Last Updated: July 5, 2019
Studies have shown that improvements in hospital discharge planning also improve the outcome for patients as they transition to the next level of care. However, rehabilitation discharge planning can be a difficult task in an already intensive time. Families, healthcare providers and nursing homes all play key roles in maintaining a patient’s health after discharge, but there is a surprising lack of consistency in the process and quality of discharge planning.
Learn more about post-rehabilitation discharge planning for seniors.
6 Steps to Being Discharged From the Hospital
Only a doctor can authorize a patient’s release from the hospital. Then, after this has been completed, the process of discharge planning can begin.
Discharge planning can be completed by a case manager, nurse, social worker or another appointed individual. Ideally, discharge planning should be done using a team approach to ensure the patient’s transition will be successful.
Steps to being discharged include:
- Hospital personnel, who will evaluate the patient and their condition.
- Hospital personnel and a patient’s family, who will discuss the patient’s condition upon arrival and current condition, as well as suggested next steps as to what types of care will be needed going forward and information on whether the patient’s condition is likely to improve. Also, what extra equipment may be needed and information on medications and any restrictions, will be discussed.
- The family can then begin planning the patient’s discharge to either their home or transfer to another care facility like a nursing home.
- Then, qualified hospital personnel will determine if caregiver training or additional support is needed.
- The patient and their family will then receive referrals to a home care agency and/or the appropriate support organization.
- Ultimately, qualified hospital personnel will arrange any follow-up appointments or tests.
Your Discharge Planning Checklist for Seniors
This discharge planning checklist can help families better transition patients to a home, nursing home care or a rehabilitation facility.
Before being discharged, consider asking:
Questions to Ask Before a Discharge
- Ask the hospital where the patient should go after they are discharged (a home, nursing home or rehabilitation facility) and find out what the patient’s options are as well as how long they are expected to remain there.
- Ask the hospital staff any and all questions you and the patient have about the patient’s condition and what can be done to help make improvements.
- Ask the hospital staff what problems to watch for and what to do about them if they occur.

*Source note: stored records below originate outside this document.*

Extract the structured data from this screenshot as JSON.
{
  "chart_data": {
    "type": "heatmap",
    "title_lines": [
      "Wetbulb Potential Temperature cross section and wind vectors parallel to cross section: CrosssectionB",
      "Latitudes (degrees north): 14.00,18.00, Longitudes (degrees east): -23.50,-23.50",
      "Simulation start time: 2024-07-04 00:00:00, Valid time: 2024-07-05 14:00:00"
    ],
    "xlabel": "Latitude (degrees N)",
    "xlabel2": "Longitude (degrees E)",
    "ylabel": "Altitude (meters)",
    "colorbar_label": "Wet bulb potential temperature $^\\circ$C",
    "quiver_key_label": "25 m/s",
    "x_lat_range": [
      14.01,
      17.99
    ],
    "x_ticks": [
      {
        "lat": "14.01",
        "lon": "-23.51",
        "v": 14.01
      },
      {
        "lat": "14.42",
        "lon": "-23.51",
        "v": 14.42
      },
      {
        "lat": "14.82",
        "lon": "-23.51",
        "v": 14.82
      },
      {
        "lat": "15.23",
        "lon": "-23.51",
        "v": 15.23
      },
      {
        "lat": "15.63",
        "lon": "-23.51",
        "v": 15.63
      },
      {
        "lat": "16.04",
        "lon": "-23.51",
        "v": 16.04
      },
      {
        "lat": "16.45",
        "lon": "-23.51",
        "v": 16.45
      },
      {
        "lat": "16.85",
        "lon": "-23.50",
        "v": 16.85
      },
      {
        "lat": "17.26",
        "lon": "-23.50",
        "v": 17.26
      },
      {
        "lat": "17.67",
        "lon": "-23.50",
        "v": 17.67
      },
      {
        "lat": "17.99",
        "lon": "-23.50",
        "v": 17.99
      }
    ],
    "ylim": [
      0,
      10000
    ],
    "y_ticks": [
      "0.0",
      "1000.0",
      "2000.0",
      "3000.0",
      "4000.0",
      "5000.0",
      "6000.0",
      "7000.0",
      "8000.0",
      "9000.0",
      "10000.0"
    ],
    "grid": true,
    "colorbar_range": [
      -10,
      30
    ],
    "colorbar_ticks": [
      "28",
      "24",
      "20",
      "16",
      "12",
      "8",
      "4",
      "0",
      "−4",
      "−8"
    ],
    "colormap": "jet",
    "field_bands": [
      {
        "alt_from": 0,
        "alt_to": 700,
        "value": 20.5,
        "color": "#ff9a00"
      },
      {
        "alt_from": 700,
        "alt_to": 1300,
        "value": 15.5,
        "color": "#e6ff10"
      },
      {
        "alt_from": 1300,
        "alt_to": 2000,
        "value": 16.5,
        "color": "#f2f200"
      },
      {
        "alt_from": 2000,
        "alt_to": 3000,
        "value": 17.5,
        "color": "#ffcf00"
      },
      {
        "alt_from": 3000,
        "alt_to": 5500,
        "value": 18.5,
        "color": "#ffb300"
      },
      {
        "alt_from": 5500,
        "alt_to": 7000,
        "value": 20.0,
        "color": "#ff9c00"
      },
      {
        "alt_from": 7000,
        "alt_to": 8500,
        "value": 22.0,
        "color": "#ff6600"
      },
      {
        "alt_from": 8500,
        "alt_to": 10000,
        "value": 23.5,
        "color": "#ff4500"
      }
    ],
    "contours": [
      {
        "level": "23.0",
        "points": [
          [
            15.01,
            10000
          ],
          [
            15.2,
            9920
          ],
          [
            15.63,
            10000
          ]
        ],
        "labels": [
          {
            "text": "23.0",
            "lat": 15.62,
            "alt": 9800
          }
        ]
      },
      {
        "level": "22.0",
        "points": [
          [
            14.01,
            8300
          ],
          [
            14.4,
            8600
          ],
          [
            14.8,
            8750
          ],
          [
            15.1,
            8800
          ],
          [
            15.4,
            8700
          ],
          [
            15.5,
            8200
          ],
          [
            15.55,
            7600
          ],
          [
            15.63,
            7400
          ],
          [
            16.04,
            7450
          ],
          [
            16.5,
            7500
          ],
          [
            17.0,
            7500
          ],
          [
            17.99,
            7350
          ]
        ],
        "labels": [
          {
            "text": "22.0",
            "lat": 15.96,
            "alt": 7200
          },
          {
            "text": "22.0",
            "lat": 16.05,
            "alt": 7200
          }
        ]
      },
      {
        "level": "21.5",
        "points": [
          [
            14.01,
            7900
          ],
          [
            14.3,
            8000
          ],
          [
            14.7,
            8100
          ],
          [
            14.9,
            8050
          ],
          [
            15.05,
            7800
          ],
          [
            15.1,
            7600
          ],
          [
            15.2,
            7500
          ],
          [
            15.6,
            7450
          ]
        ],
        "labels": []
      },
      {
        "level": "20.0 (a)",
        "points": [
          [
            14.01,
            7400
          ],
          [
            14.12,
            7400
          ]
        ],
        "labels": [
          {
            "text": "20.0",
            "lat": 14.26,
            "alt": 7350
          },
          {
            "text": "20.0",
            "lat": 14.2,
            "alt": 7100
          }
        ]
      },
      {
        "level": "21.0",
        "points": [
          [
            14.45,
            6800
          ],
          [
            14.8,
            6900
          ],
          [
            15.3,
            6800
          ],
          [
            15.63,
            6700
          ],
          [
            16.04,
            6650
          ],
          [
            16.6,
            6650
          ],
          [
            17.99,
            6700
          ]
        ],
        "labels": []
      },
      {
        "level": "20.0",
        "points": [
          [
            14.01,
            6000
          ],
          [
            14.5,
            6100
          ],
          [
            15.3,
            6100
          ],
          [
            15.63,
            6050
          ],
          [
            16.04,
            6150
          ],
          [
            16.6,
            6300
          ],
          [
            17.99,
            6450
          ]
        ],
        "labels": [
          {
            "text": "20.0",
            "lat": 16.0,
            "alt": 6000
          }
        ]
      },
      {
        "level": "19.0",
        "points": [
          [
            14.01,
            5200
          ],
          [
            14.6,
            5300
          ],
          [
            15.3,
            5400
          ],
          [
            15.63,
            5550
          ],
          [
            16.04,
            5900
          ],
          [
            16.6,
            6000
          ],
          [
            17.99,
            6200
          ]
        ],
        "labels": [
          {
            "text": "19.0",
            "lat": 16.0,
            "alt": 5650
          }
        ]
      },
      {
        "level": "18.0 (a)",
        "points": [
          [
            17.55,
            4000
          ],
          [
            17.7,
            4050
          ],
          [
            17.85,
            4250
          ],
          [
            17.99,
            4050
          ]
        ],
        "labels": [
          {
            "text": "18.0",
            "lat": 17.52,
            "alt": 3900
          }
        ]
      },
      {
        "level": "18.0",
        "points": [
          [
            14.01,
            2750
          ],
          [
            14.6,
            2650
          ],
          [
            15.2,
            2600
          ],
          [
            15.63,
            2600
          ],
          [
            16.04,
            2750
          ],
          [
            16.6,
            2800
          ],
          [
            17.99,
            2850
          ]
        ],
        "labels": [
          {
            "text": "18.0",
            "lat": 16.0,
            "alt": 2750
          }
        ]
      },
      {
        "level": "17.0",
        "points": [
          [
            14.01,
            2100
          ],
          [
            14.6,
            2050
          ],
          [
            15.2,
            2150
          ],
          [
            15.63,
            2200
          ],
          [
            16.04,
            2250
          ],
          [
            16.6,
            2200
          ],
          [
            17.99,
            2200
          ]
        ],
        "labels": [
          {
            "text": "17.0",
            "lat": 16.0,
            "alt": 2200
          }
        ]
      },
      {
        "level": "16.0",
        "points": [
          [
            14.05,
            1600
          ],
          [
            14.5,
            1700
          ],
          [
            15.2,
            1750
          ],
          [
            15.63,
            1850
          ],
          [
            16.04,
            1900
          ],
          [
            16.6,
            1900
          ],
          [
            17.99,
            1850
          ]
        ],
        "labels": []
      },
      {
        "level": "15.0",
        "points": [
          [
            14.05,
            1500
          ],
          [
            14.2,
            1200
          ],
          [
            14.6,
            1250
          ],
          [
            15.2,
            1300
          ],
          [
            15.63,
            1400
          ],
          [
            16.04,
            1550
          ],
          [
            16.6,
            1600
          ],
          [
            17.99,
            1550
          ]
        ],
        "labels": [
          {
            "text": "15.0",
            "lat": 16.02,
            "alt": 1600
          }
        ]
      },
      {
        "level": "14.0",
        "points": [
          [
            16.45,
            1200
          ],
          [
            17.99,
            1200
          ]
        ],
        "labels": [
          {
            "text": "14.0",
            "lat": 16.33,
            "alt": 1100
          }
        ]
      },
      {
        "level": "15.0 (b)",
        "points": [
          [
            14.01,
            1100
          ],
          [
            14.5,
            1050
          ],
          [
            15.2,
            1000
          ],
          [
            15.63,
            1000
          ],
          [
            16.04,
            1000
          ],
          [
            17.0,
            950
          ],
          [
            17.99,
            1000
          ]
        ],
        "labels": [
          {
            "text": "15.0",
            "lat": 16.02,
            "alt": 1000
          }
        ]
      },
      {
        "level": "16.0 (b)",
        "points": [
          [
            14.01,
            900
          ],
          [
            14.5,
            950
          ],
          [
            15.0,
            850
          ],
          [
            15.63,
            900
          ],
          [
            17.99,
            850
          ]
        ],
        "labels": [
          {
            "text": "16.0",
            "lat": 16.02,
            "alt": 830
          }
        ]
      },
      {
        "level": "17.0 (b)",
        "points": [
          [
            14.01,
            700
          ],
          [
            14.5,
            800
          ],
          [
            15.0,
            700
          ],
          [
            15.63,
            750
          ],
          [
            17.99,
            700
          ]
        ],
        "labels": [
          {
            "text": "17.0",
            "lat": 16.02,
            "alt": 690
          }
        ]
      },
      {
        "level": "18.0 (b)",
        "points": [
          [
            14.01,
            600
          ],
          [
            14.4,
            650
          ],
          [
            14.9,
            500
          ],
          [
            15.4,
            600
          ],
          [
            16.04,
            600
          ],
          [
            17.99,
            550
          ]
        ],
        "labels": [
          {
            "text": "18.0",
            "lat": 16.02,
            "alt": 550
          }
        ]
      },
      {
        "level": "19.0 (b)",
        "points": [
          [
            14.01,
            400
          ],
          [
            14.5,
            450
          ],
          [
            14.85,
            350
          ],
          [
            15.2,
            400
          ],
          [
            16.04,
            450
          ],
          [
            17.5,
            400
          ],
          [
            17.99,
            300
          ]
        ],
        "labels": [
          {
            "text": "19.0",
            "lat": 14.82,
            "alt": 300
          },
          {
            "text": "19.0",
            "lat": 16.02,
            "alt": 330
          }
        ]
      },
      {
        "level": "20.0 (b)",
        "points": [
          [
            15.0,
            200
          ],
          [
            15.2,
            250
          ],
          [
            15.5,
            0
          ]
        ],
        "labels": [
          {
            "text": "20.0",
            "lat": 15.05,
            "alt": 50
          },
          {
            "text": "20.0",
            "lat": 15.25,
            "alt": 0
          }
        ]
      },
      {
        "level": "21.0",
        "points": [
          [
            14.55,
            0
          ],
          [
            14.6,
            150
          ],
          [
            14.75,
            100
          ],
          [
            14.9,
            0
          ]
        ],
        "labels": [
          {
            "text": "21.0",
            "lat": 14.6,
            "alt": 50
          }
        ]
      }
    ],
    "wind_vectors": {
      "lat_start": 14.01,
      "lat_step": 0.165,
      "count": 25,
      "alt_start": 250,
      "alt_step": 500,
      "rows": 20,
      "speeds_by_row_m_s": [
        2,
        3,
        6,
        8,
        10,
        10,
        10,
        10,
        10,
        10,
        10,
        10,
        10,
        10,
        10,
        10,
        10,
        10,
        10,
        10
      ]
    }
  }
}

Write down a name and phone number of someone from the hospital you can call if the patient experiences any problems.
- Make a list of the prescription drugs, over-the-counter drugs and vitamins the patient is taking. Review the list with the hospital staff and tell them what drugs, vitamins or supplements the patient was taking prior to being admitted to see if they should still take these after they leave. Write down a name and phone number of someone from the hospital you can call if any questions arise. Additionally, on the patient’s drug list, include: dose, drug name, how to take it, what it does and when to take it.

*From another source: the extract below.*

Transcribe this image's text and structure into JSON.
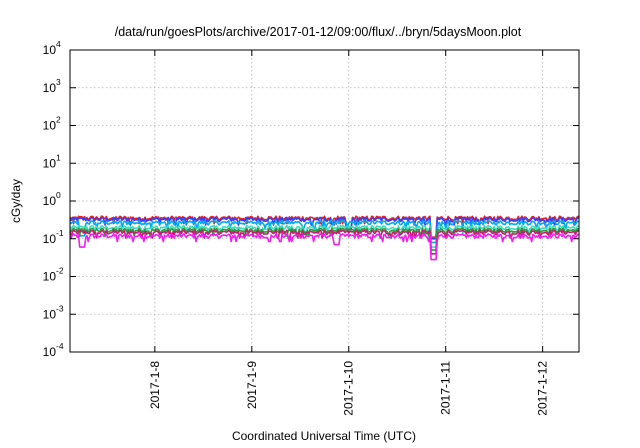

- Ask if medical equipment will be needed and find out who will be arranging this. Write down a name and phone number of someone you can call if you have any questions about equipment.
- Ask if the patient is ready to do the following activities:
- Grocery shopping
- House cleaning
- Paying bills
- Running errands
- Using the bathroom
Questions to Ask About Follow-Up Care
- Does the patient have or will he/she need support (like a caregiver) in place?
- How do you complete any medical tasks that require special knowledge (changing bandages or giving a shot)?
- What discharge instructions are there and what is the summary of a patient’s health status?
- What will insurance cover going forward?
What to Know After a Discharge
Patients should be called 2-3 days after discharge from a member of the hospital’s clinical staff. This phone call allows for the patient to ask any questions they may have surrounding their health, care and/or discharge plan, as well as any additional concerns from family members or caregivers.
The clinical staff member should review with each patient their:
- Health status
- Plan for what to do if a problem occurs
The Medicare-approved agencies listed here have information on community services that may help in making long-term care decisions:
- Area Agencies on Aging (AAA) and Aging and Disability Resource Centers (ADRCs): AAA and ADRC help older adults, people with disabilities and caregivers. To find the AAA or ADRC in your area, visit: eldercare.gov.
- Long-term Care (LTC) Ombudsman Program: LTC promotes the rights and is an advocate for residents in LTC facilities. For more information, visit: ltcombudsman.org.
- National Council on Aging: Provides information about programs that can help pay for prescription drugs, utility bills, meals, health care and more. For more information, visit: benefitscheckup.org.
- Senior Medicare Patrol (SMP) Programs: SMP works with seniors to protect them from the economic and health-related consequences of Medicare and Medicaid fraud, abuse or error. To find your local SMP program, visit: smpresource.org.
- State Health Insurance Assistance Programs (SHIPs): Provides counseling on health insurance and programs for people with limited income. Help with appeals, billing and claims. For more information, visit: shiptacenter.org.
- State Technology Assistance Project: Provides information on medical equipment and other assistive technology. For more information, visit: resna.org.
We hope that this hospital discharge planning can improve the outcome for your loved one as they transition to the next level of care.